States embark on a scramble for cyberspace
[Commentary] It is time to stop thinking of cyberspace as a new medium or an agglomeration of new media. It is a new continent, rich in resources but in parts most perilous. Until 30 years ago, it had lain undiscovered, unmined and uninhabited.
Cyberspace is being nationalized rapidly. In some parts of the world, this has been going on for a while. The legal mapping of cyberspace in the west is more chaotic. But we are now witnessing the establishment of myriad laws and rules by legislators and in the courts.
In a hearing this week at Blackfriars Crown Court in London following a major cybercrime trial, Harendra de Silva QC put his finger on it when he argued that "we are entering a world where almost any human interaction of any kind will require use of the Internet".

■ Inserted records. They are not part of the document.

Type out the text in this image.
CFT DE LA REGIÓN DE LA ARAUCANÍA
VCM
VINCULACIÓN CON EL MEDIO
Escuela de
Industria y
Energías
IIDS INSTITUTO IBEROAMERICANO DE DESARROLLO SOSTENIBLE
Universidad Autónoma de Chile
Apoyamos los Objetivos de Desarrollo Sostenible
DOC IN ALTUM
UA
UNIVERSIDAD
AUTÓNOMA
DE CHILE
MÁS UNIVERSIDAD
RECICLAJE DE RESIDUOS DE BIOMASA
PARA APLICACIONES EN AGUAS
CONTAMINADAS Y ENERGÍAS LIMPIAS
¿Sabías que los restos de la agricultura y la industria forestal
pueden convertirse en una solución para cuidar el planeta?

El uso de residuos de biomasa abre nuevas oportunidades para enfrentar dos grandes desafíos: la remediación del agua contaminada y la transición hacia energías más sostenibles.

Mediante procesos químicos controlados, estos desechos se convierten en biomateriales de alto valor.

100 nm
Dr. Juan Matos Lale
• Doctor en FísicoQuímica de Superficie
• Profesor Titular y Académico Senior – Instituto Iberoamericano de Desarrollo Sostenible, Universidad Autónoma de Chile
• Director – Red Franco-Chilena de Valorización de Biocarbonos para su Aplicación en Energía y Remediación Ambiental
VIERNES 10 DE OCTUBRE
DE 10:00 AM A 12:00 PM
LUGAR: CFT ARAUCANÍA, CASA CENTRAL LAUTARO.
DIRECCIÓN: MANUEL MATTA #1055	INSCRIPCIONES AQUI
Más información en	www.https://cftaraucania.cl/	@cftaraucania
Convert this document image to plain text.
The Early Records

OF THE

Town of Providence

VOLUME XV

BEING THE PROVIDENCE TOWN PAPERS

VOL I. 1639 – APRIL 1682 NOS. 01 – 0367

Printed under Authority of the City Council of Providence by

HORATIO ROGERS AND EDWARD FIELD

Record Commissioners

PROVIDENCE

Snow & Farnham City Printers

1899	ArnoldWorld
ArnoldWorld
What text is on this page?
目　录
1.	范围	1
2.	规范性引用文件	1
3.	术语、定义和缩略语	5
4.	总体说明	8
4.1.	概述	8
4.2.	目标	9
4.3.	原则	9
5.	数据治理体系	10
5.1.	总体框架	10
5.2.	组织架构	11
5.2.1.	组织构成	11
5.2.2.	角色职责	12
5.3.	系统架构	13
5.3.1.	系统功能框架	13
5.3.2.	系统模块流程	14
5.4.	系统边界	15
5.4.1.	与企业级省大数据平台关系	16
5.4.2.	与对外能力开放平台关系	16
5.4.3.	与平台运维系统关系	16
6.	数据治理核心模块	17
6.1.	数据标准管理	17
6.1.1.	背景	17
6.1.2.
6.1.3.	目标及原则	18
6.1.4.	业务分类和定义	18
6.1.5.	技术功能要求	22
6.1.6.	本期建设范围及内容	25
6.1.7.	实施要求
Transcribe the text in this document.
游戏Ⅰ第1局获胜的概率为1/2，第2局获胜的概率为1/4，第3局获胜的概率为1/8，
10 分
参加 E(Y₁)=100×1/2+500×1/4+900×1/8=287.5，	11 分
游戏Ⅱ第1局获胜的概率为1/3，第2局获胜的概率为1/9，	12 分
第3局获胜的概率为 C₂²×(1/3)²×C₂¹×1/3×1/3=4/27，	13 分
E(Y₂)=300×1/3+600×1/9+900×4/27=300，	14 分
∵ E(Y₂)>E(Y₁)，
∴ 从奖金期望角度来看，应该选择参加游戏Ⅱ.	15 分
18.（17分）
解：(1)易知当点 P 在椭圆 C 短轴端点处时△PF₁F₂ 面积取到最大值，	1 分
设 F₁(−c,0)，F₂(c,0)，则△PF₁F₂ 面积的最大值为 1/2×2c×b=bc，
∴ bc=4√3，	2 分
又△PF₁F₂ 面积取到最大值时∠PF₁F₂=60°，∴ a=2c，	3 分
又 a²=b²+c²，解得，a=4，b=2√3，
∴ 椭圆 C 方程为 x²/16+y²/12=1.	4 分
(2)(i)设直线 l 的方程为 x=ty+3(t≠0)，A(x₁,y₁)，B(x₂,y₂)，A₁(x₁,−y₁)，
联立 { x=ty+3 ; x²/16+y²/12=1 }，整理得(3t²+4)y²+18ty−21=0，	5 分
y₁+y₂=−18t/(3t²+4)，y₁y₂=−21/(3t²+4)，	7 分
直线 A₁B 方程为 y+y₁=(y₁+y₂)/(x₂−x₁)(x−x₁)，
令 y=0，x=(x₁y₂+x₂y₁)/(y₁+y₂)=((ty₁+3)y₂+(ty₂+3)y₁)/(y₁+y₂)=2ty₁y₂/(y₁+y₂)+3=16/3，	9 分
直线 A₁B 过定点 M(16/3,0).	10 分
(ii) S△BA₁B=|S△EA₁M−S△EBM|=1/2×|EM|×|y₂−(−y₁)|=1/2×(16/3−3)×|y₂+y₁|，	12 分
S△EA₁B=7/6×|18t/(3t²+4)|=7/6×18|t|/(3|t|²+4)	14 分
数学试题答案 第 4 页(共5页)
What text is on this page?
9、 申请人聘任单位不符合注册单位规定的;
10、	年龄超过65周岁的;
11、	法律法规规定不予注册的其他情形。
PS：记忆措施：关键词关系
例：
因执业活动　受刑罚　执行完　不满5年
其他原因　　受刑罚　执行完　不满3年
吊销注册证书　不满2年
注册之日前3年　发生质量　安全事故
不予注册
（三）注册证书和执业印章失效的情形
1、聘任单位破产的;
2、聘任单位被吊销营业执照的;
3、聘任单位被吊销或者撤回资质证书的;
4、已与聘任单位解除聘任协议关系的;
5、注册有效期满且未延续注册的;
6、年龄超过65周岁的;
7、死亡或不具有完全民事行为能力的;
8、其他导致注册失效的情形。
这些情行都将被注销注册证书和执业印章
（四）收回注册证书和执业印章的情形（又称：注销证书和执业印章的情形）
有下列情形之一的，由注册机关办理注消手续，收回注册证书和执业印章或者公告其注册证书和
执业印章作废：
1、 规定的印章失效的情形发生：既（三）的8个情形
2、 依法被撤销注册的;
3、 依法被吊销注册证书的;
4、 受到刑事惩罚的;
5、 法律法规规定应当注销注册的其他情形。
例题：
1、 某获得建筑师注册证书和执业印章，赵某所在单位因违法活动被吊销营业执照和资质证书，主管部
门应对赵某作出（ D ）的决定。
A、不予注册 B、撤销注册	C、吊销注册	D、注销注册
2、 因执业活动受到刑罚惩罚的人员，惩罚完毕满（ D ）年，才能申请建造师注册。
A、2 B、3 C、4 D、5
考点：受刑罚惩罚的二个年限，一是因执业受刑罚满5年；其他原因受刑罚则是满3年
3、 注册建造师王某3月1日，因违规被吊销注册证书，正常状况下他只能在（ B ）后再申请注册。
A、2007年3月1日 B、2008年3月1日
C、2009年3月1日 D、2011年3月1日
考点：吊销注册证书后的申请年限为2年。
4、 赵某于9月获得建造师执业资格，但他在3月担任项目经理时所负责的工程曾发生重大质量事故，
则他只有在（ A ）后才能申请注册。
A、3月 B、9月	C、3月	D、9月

So while there is clearly a pressing need to define rules that apply in cyberspace, they are emerging at speed with little coherent strategy behind them. Nobody knows where this process will lead for two central reasons. The speed of technological change means that the traditional tools of state used to carve up the world in the 19th century, such as laws and treaties, are often inadequate, if not entirely irrelevant, when applied to this new domain. Governments are becoming obsessed about the need to control the Internet but have yet to work out how to do this without suffocating the noble goal of those pioneers who merely wanted to facilitate communication between ordinary people.